International negotiators at the OECD agreed to exempt US companies from key parts of the global minimum tax framework, a move described as a major win for the Trump administration and US multinationals. Treasury Secretary Scott Bessent called the outcome a “historic victory in preserving U.S. sovereignty and protecting American workers and businesses from extraterritorial overreach.”
The agreement centers on a “side-by-side” approach that sets out how the US tax system can operate alongside the global minimum tax rules without triggering certain provisions that the US opposed. The OECD released a document detailing the terms, and the package also includes simplification measures aimed at cutting compliance burdens for multinational companies.
What changed in the global minimum tax
The global minimum tax is also known as Pillar Two, part of a 2021 international tax pact designed to limit profit shifting and reduce harmful tax competition among countries. Under Pillar Two, the aim is to impose a 15% minimum levy on multinational companies in every country where they operate.
According to the report, the Trump administration pushed for US-parented groups to be carved out of two core Pillar Two rules: the income inclusion rule (IIR) and the undertaxed profits rule (UTPR). The same report says key Republicans in Congress also warned of retaliation against foreign companies if the US demand was not met.
How the carve-out works
The side-by-side system is built around two safe harbors: an “ultimate parent entity safe harbor” and a “side-by-side safe harbor,” according to the OECD’s document as described in the report. These safe harbors apply to multinationals in jurisdictions that the OECD Inclusive Framework recognizes as “having an eligible tax regime,” and a list released under the agreement currently includes only the US.
The report explains that the IIR lets a multinational’s parent country collect tax when a subsidiary is taxed below 15% in its local jurisdiction. It also explains that the UTPR allows a country to collect tax from a company if both the parent jurisdiction and the local country are not charging at least a 15% rate.
Under the side-by-side safe harbor, multinationals can elect the safe harbor if their headquarters country meets conditions that include having eligible domestic and worldwide tax systems and enacting those systems before Jan. 1, 2026, among other requirements listed in the report. A company that can elect this safe harbor is insulated from the IIR and UTPR, though the report notes the safe harbor does not affect the application of qualified domestic minimum top-up taxes (QDMTTs).
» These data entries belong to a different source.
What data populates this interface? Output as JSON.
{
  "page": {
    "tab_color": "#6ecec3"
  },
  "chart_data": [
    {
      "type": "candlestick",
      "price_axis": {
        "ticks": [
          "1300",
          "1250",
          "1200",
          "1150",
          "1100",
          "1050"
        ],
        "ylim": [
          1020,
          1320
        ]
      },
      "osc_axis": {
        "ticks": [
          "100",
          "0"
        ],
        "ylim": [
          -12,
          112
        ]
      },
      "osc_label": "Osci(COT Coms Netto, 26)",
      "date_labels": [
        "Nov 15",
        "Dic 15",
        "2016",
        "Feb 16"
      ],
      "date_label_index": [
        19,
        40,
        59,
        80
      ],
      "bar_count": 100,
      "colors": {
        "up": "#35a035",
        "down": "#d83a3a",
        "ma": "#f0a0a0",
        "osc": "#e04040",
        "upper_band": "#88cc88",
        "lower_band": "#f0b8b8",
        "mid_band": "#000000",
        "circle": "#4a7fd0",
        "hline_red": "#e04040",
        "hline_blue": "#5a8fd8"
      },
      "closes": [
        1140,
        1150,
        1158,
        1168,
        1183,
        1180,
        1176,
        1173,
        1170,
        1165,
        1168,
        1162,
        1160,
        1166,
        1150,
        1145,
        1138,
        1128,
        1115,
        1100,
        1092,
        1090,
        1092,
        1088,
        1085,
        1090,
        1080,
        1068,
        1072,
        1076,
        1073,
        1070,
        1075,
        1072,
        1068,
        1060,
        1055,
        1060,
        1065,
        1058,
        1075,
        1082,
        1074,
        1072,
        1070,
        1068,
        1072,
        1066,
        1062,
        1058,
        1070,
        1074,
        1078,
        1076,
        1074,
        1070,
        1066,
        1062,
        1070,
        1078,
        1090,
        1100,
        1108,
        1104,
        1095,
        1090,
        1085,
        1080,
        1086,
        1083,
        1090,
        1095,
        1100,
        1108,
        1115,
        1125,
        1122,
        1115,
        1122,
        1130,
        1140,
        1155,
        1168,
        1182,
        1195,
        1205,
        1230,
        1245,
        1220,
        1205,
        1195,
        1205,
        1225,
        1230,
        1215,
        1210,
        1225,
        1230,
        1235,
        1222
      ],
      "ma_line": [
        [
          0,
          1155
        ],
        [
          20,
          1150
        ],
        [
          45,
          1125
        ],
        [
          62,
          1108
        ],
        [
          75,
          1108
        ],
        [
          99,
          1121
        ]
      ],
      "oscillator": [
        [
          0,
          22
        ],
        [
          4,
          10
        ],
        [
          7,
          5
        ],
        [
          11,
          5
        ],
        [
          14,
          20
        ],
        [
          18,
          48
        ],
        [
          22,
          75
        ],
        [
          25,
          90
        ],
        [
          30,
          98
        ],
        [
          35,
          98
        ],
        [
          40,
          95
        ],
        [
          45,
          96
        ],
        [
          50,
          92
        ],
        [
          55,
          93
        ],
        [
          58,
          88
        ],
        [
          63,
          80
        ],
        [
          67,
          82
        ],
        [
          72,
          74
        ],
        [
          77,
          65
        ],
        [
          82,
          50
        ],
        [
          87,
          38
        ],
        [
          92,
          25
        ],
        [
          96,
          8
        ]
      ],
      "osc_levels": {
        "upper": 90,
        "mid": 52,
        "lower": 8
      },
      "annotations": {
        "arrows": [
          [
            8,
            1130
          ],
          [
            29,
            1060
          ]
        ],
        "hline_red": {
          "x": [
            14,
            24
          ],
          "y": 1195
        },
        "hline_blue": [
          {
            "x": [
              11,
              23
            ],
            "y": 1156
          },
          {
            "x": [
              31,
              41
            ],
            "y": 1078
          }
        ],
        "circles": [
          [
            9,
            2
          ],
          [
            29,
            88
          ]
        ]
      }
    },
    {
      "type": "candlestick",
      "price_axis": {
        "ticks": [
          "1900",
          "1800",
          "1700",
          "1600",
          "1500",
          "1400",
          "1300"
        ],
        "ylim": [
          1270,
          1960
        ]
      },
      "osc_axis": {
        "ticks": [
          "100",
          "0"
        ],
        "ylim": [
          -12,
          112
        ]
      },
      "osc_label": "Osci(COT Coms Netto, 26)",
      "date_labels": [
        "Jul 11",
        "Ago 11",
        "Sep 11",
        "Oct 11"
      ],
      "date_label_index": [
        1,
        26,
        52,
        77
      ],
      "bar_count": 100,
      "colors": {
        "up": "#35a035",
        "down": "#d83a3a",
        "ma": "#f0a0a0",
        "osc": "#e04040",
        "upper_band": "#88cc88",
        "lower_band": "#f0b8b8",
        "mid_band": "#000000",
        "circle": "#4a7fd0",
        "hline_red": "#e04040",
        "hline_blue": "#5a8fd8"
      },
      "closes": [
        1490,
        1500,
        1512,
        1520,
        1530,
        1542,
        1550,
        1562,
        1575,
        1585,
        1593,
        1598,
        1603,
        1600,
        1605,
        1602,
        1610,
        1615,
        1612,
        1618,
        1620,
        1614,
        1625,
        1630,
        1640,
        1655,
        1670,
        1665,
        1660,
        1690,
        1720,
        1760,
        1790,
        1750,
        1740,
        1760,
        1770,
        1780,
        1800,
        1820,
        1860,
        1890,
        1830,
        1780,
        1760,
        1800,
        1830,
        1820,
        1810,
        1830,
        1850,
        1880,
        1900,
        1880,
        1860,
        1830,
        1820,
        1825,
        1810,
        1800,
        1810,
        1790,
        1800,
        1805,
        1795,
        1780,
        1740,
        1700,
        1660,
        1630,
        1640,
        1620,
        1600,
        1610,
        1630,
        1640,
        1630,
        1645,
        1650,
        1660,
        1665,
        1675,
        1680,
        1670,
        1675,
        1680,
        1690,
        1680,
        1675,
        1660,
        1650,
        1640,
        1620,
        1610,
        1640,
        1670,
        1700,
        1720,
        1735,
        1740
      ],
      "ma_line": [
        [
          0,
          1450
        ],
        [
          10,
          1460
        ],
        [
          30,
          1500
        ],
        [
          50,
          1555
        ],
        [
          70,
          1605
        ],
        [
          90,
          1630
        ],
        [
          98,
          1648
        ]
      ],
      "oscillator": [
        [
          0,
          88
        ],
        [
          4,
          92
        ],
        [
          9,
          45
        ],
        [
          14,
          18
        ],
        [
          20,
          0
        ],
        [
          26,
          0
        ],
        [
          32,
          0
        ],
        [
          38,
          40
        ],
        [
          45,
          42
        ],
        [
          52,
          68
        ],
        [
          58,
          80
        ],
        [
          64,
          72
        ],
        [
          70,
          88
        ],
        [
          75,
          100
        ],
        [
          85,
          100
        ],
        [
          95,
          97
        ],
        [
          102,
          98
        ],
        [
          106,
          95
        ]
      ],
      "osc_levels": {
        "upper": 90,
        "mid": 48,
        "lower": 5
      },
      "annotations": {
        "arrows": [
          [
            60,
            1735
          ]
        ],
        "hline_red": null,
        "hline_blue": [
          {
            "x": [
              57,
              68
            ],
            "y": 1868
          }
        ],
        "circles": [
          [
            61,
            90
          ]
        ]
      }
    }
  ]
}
Simplification and incentive treatment
The report says the OECD document outlines a set of safe harbors to support the side-by-side system and to reduce compliance costs for multinational groups. It also says the package provides more favorable treatment of certain “expenditure-based” and “production-based” tax incentives, described as “substance-based” incentives that are strongly connected to real activity in a jurisdiction.
One element described is a substance-based tax incentives safe harbor that can eliminate top-up tax that would otherwise be attributable to certain incentives, according to the report’s description of the OECD text. The report adds that businesses can claim incentives under this safe harbor “equal to the greater of 5.5% of the payroll costs or depreciation of tangible assets in the jurisdiction,” as stated in the OECD material cited in the report.
The OECD package also introduced an effective tax rate (ETR) safe harbor that uses a simplified income calculation based on financial accounting data for businesses that can show they do not have top-up tax liabilities in Pillar Two jurisdictions. The report says this simplified ETR safe harbor will be in place for multinationals in all jurisdictions starting in 2027, and that the transitional country-by-country reporting safe harbor is extended through the end of 2027.
US reaction and implementation timeline
Bessent said Treasury will keep engaging at the OECD to support full implementation of the side-by-side agreement, according to the report. The same report says lawmakers and Treasury officials have acknowledged it will take time for countries to adopt the new arrangement into local law, especially when countries introduce tax measures through annual budget proposals.
OECD Secretary-General Mathias Cormann described the outcome as “a landmark decision in international tax co-operation,” according to an OECD press release cited in the report. The report also notes that multinationals have complained the compliance costs tied to the complex rules can outweigh the tax itself, a criticism the package’s simplification steps are meant to address.